|M.Sc Student||Tsitrin Yan|
|Subject||Master-Slave Dependency Model and its Application to the|
|Department||Department of Computer Science||Supervisor||Professor Uzi Ornan|
|Full Thesis text - in Hebrew|
In this thesis we present a new model for sentences analysis called MASTER-SLAVE dependency model. In this formalism an utterance meaning is related as a tree-based structure which is called Meaning Tree. The tree’s nodes stand for the concepts expressed in the utterance (we call them semantic nuclei) and its edges (or connectors) represent conceptual or functional relations between the nuclei. A Meaning Tree is a formal meaning representation in the computer, so we say that the computer understands an utterance when it finds such a tree. We propose a structure allowing storing multiple trees representing meaning of a single sentence (Utterance Graph). All the meaning trees of an utterance can be inferred from its utterance graph. We also propose a hierarchy of grammatical categories of the semantic nuclei. The higher the nucleus’ category is in the hierarchy, the more important for the utterance meaning the nucleus is. We have investigated also the internal structure of the nucleus that relates, among other things, its ability to establish connections with other sentence’s nuclei (nucleus’ valency). In our model we use the concept of valency for all the categories of nuclei, not only for verbs, as it is accepted in other works. The utterance analyzing process is executed in two stages:
1. Utterance Graph creating - for all the tokens of the analyzed utterance we find all the nuclei the token can represent and then we create all possible connectors between these nuclei;
2. Based on the created Utterance Graph all the consistent Meaning Trees that the graph contains are inferred.

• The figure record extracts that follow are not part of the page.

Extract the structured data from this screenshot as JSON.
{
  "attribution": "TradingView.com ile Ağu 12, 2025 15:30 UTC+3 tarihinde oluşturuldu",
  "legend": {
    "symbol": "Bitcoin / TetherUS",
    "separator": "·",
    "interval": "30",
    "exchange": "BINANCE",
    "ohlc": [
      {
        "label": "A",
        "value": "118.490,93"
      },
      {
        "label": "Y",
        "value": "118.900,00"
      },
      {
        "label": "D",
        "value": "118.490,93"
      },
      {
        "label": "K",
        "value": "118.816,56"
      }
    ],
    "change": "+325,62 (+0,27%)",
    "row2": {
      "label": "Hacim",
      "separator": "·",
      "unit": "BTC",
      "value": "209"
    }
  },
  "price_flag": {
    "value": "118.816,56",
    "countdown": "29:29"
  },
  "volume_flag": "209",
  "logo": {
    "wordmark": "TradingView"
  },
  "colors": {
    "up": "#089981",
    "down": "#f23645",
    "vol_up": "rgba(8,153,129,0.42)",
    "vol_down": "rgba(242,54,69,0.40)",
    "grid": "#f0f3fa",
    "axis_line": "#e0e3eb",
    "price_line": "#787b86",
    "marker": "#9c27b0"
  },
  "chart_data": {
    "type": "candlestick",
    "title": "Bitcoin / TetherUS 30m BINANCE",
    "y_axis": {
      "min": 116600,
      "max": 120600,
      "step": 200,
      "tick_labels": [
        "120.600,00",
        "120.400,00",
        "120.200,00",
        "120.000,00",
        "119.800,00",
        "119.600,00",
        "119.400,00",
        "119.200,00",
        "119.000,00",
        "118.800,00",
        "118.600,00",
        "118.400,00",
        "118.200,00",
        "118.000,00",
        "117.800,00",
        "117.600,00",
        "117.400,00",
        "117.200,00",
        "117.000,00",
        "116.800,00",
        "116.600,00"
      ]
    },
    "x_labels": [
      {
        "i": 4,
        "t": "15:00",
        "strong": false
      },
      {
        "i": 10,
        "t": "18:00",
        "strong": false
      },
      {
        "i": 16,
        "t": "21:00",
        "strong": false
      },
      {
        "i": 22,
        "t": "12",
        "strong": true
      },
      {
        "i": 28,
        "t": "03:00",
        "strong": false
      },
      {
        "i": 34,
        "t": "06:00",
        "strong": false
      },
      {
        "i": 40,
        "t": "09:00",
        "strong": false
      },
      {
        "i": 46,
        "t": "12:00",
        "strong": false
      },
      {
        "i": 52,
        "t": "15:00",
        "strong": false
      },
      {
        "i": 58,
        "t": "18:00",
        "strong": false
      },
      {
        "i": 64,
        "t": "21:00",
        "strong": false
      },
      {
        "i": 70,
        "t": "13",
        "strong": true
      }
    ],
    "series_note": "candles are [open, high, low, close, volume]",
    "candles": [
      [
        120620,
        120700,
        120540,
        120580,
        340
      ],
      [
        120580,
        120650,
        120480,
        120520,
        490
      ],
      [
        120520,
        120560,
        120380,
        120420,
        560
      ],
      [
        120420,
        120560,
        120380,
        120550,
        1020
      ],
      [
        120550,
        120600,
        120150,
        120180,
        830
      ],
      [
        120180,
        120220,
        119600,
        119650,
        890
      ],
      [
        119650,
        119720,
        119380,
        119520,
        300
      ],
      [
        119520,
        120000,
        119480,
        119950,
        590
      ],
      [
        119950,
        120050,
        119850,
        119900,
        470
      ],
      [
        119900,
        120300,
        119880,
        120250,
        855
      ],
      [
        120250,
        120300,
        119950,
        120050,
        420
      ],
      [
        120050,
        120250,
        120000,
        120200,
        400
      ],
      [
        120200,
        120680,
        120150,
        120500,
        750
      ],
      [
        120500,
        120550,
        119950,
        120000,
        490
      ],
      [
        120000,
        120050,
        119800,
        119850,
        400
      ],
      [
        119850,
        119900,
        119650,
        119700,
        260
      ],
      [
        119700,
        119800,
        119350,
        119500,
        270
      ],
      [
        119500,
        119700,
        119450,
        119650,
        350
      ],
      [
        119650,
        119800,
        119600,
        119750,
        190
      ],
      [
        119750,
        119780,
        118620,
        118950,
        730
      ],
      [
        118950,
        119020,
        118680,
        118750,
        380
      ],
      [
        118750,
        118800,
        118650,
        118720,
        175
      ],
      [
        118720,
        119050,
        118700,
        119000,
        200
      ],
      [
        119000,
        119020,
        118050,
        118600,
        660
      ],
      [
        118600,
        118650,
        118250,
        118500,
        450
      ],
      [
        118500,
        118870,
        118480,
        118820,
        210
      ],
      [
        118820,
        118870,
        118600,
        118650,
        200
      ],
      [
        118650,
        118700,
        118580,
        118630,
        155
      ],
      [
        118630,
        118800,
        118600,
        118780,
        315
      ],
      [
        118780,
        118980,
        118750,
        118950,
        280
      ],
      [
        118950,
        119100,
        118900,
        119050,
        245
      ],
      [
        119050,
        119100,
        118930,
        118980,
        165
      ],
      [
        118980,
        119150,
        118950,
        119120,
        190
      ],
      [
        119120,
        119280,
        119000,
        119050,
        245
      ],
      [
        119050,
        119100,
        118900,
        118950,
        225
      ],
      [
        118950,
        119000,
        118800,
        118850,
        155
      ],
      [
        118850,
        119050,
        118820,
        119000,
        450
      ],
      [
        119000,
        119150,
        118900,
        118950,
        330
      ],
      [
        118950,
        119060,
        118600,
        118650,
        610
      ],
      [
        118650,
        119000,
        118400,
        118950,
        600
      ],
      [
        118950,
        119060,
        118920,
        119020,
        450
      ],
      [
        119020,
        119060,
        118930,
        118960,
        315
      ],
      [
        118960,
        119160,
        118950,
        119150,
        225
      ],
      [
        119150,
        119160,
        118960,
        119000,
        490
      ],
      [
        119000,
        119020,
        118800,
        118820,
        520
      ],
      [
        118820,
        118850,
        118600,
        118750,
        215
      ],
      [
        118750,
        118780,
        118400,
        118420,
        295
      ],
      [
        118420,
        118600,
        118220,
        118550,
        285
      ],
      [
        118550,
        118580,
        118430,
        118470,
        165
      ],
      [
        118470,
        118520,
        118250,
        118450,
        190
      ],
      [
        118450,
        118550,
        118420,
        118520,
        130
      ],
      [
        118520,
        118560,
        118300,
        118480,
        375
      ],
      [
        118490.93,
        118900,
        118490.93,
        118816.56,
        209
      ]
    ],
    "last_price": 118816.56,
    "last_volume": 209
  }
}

It should be noted that the connectors’ creation and their analysis are performed according to the hierarchy we have built and does not depend on the tokens’ order in the sentence. We have developed algorithms for both the stages and have implemented them. The algorithms’ complexity has been analyzed and the program performance was evaluated. From the experiments we conducted it follows that the first (and correct) meaning-tree may be obtained quite quickly.
Many examples of sentences in different languages (Hebrew, English, Russian, German, Polish, etc) are presented, together with the structures the analyzer assigns them. We consider, as well, the using of our program as a model in more general applications, such as Dialog Systems, Machine Translation Systems, Text Summarizers and Search Engines. As a conclusion we suggest some directions for extending and improving the project.